Gerade im Peripheriesektor war CDC sehr stark. Noch 1980 betrug der Anteil an ausgelieferten Festplatten für den OEM-Markt weltweit rund 50 Prozent. Wachsende Konkurrenz vor allem aus Japan ließ Control Datas Marktanteil auf 23 Prozent im Jahr 1984 sinken.

Drittes Bein insbesondere der deutschen CDC-Tochter soll das Control Data Institut (CDI) sein, das herstellerunabhängige DV-Ausbildung betreibt uns sich in der Bundesrepublik eines relativ guten Rufes erfreut. Inoffiziellen Angaben zufolge will das CDI im vergangenen Jahr 500 000 Ausbildungsstunden geleistet haben.

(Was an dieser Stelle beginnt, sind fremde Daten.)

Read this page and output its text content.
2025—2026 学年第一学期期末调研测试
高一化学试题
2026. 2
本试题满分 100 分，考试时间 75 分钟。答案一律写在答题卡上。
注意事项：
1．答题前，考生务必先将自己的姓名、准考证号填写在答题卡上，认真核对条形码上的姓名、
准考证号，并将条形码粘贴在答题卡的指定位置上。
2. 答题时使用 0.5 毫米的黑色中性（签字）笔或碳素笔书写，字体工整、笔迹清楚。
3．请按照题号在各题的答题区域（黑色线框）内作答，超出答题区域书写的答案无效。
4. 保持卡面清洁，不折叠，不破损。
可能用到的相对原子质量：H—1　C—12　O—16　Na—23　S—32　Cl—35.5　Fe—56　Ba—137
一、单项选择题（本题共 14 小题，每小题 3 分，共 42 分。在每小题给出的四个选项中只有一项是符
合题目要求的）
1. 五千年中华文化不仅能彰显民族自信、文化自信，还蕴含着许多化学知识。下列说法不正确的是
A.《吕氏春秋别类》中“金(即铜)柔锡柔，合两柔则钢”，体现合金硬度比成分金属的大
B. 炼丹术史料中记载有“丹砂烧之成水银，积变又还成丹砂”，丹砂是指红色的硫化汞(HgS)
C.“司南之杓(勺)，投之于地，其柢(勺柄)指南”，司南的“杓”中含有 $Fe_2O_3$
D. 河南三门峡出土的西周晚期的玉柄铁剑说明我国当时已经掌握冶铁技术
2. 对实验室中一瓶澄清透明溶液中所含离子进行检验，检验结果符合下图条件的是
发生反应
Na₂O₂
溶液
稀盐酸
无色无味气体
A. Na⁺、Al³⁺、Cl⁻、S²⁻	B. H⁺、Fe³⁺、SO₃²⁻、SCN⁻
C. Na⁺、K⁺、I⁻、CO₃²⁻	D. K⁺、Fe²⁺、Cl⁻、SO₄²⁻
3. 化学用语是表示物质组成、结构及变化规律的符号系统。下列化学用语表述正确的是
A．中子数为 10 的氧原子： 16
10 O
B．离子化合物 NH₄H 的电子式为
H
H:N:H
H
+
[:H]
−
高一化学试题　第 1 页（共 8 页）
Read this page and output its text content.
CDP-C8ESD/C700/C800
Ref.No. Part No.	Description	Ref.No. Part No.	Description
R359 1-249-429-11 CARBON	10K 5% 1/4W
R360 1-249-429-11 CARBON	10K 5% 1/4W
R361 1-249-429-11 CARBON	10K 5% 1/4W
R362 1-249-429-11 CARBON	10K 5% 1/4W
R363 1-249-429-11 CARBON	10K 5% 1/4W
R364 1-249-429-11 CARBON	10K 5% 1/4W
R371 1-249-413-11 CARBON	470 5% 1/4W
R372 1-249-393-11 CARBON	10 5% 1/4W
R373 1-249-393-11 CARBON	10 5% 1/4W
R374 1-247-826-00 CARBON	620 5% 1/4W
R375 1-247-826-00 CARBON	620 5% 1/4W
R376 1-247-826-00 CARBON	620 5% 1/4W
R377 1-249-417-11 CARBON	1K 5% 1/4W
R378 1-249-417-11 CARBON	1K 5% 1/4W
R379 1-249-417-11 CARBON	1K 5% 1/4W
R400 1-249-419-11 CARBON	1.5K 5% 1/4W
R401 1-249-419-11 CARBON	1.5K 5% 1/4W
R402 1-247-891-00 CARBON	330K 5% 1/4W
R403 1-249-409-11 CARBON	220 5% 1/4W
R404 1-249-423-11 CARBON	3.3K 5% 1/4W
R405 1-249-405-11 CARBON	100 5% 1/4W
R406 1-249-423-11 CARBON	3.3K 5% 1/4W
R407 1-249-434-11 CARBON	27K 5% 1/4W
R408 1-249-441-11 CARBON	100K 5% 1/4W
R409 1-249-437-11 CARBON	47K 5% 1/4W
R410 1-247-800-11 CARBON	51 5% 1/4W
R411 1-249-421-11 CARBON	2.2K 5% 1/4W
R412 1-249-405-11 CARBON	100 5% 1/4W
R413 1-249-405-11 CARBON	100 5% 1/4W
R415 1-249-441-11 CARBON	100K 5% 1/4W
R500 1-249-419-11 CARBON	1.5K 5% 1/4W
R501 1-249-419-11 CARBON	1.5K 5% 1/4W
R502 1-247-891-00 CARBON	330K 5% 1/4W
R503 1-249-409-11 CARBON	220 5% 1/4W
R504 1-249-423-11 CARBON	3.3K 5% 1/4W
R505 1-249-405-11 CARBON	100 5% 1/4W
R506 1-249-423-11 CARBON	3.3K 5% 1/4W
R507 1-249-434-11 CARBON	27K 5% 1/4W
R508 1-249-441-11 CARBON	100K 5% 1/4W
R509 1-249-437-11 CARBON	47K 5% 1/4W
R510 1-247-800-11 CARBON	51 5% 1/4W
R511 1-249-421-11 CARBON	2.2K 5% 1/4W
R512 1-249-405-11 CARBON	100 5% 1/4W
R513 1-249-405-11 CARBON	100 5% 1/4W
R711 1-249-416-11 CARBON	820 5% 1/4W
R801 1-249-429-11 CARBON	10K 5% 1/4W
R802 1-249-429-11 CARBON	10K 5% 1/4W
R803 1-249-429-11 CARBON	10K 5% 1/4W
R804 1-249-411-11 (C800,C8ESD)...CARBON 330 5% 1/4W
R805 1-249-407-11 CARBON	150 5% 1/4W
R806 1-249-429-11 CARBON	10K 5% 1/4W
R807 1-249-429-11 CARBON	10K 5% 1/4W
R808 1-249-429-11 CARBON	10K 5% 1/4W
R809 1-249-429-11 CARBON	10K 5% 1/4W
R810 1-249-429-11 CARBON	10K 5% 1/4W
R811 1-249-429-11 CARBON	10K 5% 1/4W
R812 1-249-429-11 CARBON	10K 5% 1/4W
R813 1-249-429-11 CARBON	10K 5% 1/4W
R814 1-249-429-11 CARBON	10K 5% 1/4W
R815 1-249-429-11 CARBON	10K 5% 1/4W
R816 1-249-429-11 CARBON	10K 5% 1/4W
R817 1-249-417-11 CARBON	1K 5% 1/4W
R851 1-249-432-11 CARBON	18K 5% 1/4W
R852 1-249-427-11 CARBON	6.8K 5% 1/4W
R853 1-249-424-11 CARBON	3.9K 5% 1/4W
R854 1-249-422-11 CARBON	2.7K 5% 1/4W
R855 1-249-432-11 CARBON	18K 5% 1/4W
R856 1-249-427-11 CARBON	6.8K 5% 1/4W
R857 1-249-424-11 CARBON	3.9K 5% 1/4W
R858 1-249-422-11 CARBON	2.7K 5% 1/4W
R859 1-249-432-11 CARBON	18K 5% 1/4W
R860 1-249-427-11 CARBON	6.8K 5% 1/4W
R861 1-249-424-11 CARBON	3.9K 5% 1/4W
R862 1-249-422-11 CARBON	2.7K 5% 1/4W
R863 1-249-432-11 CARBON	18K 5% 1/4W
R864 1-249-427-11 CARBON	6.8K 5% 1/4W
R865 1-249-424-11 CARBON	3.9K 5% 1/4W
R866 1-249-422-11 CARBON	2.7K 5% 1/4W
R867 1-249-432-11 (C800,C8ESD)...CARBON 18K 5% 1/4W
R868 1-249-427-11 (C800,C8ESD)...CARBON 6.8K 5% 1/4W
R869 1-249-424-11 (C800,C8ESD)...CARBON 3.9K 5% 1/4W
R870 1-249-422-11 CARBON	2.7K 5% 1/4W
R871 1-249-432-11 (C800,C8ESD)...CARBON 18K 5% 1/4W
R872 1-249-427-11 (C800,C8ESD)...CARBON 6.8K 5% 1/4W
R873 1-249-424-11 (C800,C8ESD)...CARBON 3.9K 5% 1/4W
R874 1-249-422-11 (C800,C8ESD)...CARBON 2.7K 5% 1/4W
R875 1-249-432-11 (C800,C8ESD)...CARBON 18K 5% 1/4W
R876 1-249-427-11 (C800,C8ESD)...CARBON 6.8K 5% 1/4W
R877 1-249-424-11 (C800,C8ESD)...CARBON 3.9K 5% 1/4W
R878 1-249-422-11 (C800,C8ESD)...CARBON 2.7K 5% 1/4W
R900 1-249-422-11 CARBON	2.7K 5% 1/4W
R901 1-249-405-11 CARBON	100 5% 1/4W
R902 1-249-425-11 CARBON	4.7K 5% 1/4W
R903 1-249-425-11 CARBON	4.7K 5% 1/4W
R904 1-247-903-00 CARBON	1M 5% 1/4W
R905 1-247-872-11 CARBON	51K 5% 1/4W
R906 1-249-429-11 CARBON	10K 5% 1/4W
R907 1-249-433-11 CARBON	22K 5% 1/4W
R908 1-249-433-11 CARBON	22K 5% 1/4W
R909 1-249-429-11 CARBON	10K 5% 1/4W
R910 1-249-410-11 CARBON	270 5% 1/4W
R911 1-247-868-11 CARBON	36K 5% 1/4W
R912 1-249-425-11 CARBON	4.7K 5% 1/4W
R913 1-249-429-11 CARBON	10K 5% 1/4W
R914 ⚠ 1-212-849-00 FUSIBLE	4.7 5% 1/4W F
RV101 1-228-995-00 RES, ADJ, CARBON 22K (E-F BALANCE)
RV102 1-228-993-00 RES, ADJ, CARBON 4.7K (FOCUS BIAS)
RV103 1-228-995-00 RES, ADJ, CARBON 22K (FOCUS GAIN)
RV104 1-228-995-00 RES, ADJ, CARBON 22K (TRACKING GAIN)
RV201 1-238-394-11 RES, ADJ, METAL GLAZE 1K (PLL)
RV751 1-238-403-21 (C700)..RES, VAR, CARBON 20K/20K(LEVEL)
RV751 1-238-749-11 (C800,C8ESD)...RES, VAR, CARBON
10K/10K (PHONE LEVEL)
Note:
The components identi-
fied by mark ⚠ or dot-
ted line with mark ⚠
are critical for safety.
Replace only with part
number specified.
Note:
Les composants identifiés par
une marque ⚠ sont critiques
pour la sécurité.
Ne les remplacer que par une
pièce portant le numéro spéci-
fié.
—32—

IBM habe es dagegen bei der Schulung seiner Kunden auf ganze 170 000 Stunden gebracht.

Zunächst einmal wird die Umstrukturierung weitere Arbeitsplätze kosten. Nachdem in den vergangenen elf Monaten bereits 9000 CDC-Mitarbeiter gehen mußten, wird jetzt der Peripheriebereich auf gut die Hälfte schrumpfen.

Die Einschätzungen über den Erfolg dieser Maßnahmen gehen weit auseinander. "Im günstigsten Fall", so CDC-Chef Robert M. Price, "erreicht das Peripherie-Business bereits 1986 den Break-even." Im ungünstigsten Fall muß CDC das Geschäft ganz aufgeben", ist Matthew Meehans Ansicht, Analyst bei Salomon Brothers. James N. Porter von der kalifornischen Marktforschungsgesellschaft Disk Trend schließlich wird konkreter: "CDC benötigt drei Jahre für die Entwicklung so innovativer Produkte, um damit wieder die alte Position im Peripheriegeschäft erreichen zu können." Allerdings setzt Porter voraus: Norris und Price müssen gehen.